Since 1996 StatoilHydro has been injecting 1 million metric tons of CO2 per year into a sandstone reservoir—a thick sequence of impermeable shale—that lies 1000 m below the sea surface. The CO2 injection offshore into marine sediment is not direct ocean storage as the CO2 is stored deep beneath the ocean avoiding effects on ocean ecology. The pore fluid in most marine sediment is similar to seawater. As long as there not a high concentration of oil or other hydrocarbons, the release of marine pore fluid to seawater to accommodate CO2 injection will not cause any harm to the marine environment. The ability to manage pressure by drilling additional wells to release pore fluid to the ocean not only provides extra safety to prevent a fracture from allowing CO2 to escape to the surface, but also allows a much higher fraction of the pore space to be used, reducing the footprint of an individual injection field. Marine sediments offer enormous storage potential because reservoirs with adequate permeability in deep water (below 3000 m) are under high pressure and low temperature which would render the CO2 denser than seawater, making the thick, low-permeability cap rock required on land storage to prevent CO2 from escaping less imperative.

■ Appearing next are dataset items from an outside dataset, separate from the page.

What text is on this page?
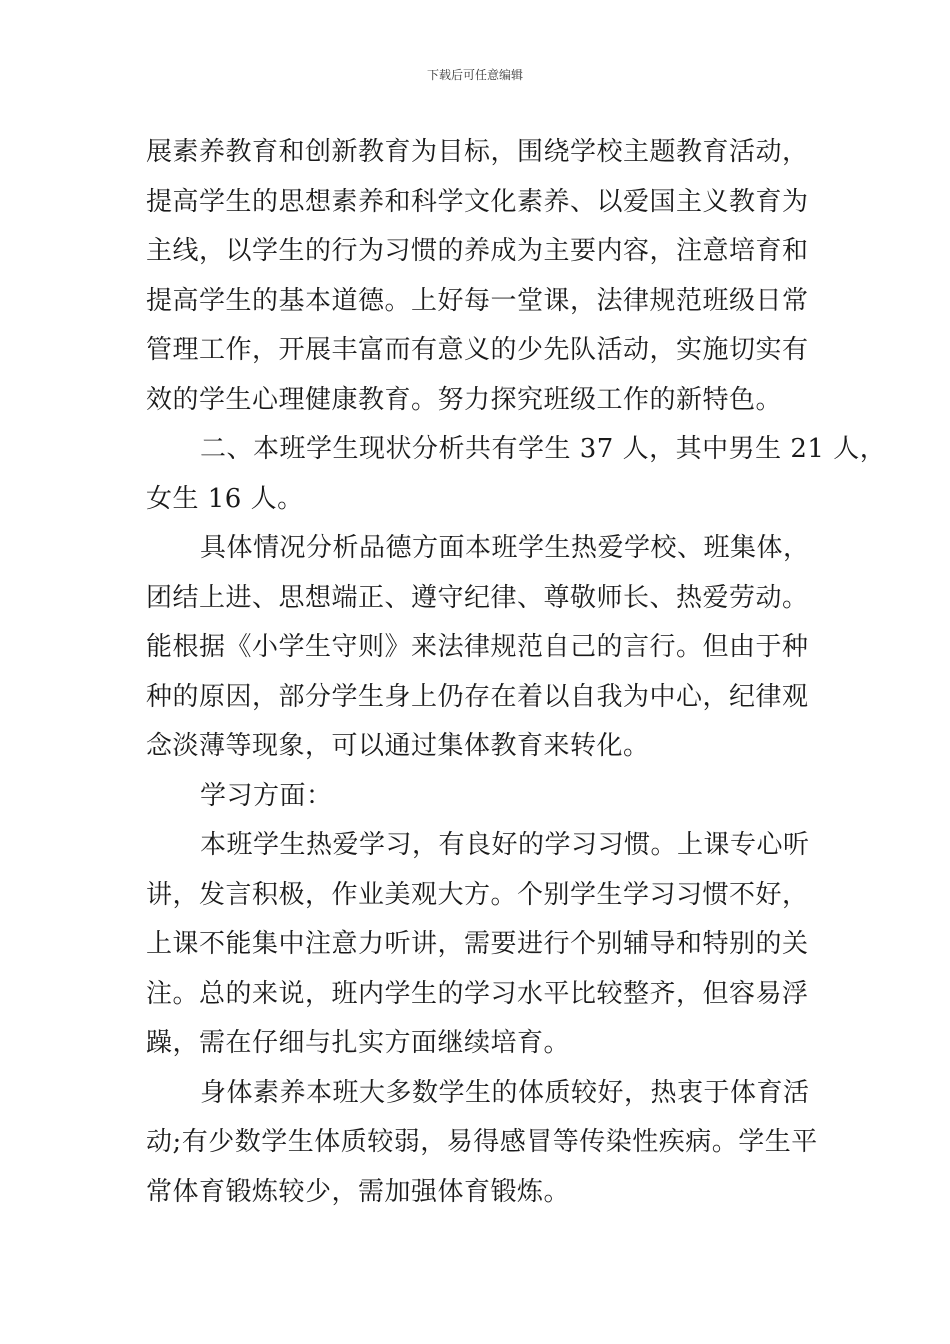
下载后可任意编辑
展素养教育和创新教育为目标，围绕学校主题教育活动，
提高学生的思想素养和科学文化素养、以爱国主义教育为
主线，以学生的行为习惯的养成为主要内容，注意培育和
提高学生的基本道德。上好每一堂课，法律规范班级日常
管理工作，开展丰富而有意义的少先队活动，实施切实有
效的学生心理健康教育。努力探究班级工作的新特色。
二、本班学生现状分析共有学生 37 人，其中男生 21 人，
女生 16 人。
具体情况分析品德方面本班学生热爱学校、班集体，
团结上进、思想端正、遵守纪律、尊敬师长、热爱劳动。
能根据《小学生守则》来法律规范自己的言行。但由于种
种的原因，部分学生身上仍存在着以自我为中心，纪律观
念淡薄等现象，可以通过集体教育来转化。
学习方面：
本班学生热爱学习，有良好的学习习惯。上课专心听
讲，发言积极，作业美观大方。个别学生学习习惯不好，
上课不能集中注意力听讲，需要进行个别辅导和特别的关
注。总的来说，班内学生的学习水平比较整齐，但容易浮
躁，需在仔细与扎实方面继续培育。
身体素养本班大多数学生的体质较好，热衷于体育活
动;有少数学生体质较弱，易得感冒等传染性疾病。学生平
常体育锻炼较少，需加强体育锻炼。
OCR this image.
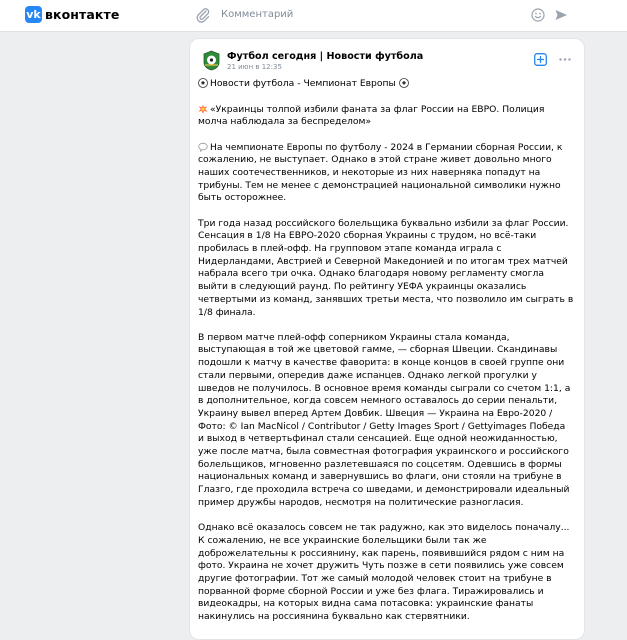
vk вконтакте	Комментарий
Футбол сегодня | Новости футбола
21 июн в 12:35

Новости футбола - Чемпионат Европы

«Украинцы толпой избили фаната за флаг России на ЕВРО. Полиция молча наблюдала за беспределом»

На чемпионате Европы по футболу - 2024 в Германии сборная России, к сожалению, не выступает. Однако в этой стране живет довольно много наших соотечественников, и некоторые из них наверняка попадут на трибуны. Тем не менее с демонстрацией национальной символики нужно быть осторожнее.

Три года назад российского болельщика буквально избили за флаг России. Сенсация в 1/8 На ЕВРО-2020 сборная Украины с трудом, но всё-таки пробилась в плей-офф. На групповом этапе команда играла с Нидерландами, Австрией и Северной Македонией и по итогам трех матчей набрала всего три очка. Однако благодаря новому регламенту смогла выйти в следующий раунд. По рейтингу УЕФА украинцы оказались четвертыми из команд, занявших третьи места, что позволило им сыграть в 1/8 финала.

В первом матче плей-офф соперником Украины стала команда, выступающая в той же цветовой гамме, — сборная Швеции. Скандинавы подошли к матчу в качестве фаворита: в конце концов в своей группе они стали первыми, опередив даже испанцев. Однако легкой прогулки у шведов не получилось. В основное время команды сыграли со счетом 1:1, а в дополнительное, когда совсем немного оставалось до серии пенальти, Украину вывел вперед Артем Довбик. Швеция — Украина на Евро-2020 / Фото: © Ian MacNicol / Contributor / Getty Images Sport / Gettyimages Победа и выход в четвертьфинал стали сенсацией. Еще одной неожиданностью, уже после матча, была совместная фотография украинского и российского болельщиков, мгновенно разлетевшаяся по соцсетям. Одевшись в формы национальных команд и завернувшись во флаги, они стояли на трибуне в Глазго, где проходила встреча со шведами, и демонстрировали идеальный пример дружбы народов, несмотря на политические разногласия.

Однако всё оказалось совсем не так радужно, как это виделось поначалу... К сожалению, не все украинские болельщики были так же доброжелательны к россиянину, как парень, появившийся рядом с ним на фото. Украина не хочет дружить Чуть позже в сети появились уже совсем другие фотографии. Тот же самый молодой человек стоит на трибуне в порванной форме сборной России и уже без флага. Тиражировались и видеокадры, на которых видна сама потасовка: украинские фанаты накинулись на россиянина буквально как стервятники.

Although offshore CO2 storage is much more expensive than for comparable storage on land, it is easier to permit offshore storage than it is to store carbon dioxide in the heavily populated areas of the US or Europe where most CO2 is created but where locating storage sites may be practically impossible because of public opposition and lack of local political support. On the other hand, beyond 3 miles (5 km) offshore, the surface landowner is the national government. The regulations for CCS focus on the contamination of drinking water aquifers, which is not an issue for marine sediments far offshore. Offshore storage also offers a similar advantage in locating pipelines for CO2 transport, which are difficult to site in heavily settled urban areas.
From the foregoing, it is apparent that there are a number of significant obstacles to the implementation of carbon capture and storage technologies. Therefore, more efficient and cost-effective COS technologies that overcome some of these impediments are highly desirable.